La contrazione drammatica dell’artigianato negli anni 2009-2016 sembrerebbe suggerire l’inadeguatezza del modello artigiano in periodi di crisi prolungata. In realtà un’analisi attenta dei dati suggerisce che vi sono altri fattori che spiegano questa caduta. A livello territoriale, fatta eccezione per le province di Bolzano e Monza-Brianza, nelle quali tra il 2009 e il 2016 il numero delle imprese artigiane è aumentato, tutte le altre province sono accumunate da un trend discendente del numero di imprese artigiane, pur seguendo dinamiche differenti a livello settoriale. Particolarmente alte in valore assoluto sono le perdite nelle province di Torino (6.025 imprese artigiane in meno) e Bari (4.748 imprese artigiane in meno), mentre in termini percentuali le flessioni maggiori si registrano tra le province di Pesaro-Urbino (-17,9%), Palermo (-18,2%) e Lucca (-20,2%).

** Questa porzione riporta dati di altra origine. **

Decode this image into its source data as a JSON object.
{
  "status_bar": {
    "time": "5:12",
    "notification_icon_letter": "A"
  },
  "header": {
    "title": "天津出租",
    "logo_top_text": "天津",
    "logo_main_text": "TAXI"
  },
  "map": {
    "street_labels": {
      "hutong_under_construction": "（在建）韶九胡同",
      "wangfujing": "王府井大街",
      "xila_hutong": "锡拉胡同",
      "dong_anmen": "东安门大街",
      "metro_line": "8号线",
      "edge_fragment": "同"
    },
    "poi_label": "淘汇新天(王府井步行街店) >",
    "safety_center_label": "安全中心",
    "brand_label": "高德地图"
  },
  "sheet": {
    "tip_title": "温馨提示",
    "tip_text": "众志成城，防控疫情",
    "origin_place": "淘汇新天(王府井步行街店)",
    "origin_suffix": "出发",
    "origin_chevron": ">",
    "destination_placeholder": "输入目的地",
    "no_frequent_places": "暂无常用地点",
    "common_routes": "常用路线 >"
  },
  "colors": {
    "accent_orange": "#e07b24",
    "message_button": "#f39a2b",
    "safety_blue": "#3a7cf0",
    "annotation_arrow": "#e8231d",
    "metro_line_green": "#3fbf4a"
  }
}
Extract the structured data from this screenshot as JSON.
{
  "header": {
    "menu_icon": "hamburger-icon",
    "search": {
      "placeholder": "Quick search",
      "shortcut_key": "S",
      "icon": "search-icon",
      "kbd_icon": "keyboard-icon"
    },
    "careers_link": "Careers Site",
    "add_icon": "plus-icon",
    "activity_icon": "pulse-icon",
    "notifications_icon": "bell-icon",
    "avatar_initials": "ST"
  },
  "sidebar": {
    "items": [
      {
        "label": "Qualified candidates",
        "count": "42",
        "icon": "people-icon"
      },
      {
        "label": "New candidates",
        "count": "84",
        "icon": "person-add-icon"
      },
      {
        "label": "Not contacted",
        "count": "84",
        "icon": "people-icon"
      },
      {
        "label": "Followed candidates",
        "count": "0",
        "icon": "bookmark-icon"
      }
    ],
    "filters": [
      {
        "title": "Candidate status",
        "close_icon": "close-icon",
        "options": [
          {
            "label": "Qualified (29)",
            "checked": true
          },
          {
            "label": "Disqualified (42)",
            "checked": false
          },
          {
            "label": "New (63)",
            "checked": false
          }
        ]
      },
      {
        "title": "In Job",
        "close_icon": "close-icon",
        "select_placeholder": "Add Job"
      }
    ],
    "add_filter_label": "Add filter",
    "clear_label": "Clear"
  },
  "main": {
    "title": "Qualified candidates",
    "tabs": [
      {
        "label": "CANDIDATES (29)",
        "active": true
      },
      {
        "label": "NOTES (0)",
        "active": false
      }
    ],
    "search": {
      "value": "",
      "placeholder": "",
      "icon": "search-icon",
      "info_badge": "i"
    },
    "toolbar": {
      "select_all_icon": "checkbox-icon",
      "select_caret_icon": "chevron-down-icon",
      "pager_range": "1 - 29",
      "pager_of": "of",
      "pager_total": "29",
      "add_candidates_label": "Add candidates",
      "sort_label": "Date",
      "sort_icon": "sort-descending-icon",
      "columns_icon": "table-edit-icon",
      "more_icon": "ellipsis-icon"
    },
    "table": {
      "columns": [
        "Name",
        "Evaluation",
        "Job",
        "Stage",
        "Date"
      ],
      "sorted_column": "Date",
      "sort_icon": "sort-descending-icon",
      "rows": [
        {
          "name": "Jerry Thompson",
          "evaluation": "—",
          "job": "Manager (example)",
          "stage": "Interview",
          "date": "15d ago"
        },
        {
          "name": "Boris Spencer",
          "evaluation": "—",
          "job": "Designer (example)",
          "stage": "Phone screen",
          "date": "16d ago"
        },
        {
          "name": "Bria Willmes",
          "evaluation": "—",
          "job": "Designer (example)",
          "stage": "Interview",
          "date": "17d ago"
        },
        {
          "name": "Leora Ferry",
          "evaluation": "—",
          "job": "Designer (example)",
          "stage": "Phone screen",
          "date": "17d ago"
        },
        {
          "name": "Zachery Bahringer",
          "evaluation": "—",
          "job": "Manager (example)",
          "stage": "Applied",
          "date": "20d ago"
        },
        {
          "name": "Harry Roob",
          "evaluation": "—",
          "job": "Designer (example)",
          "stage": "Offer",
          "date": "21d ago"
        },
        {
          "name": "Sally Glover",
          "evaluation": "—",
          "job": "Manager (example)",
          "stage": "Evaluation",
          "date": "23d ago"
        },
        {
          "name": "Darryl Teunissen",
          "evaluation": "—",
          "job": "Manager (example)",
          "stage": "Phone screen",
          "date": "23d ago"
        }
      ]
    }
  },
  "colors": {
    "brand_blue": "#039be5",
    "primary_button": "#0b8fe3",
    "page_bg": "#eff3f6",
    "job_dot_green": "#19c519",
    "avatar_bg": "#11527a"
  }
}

“A livello settoriale – è il commento di Francesco Balloni, direttore della Cna Picena – in alcuni casi la diminuzione della base produttiva artigiana è stata determinata ovviamente dalla crisi. È il caso della manifattura e delle costruzioni. In altri casi, però, è il modello artigiano a non avere retto all’impatto della crisi determinando così una diminuzione del numero delle imprese. Nel settore dei trasporti, ad esempio, a fronte di una riduzione del numero delle imprese artigiane, si riscontra un aumento di quello delle imprese non artigiane. È verosimile che in questo contesto, la crisi abbia determinato una riorganizzazione del settore favorendo in particolare le imprese di dimensioni maggiori”.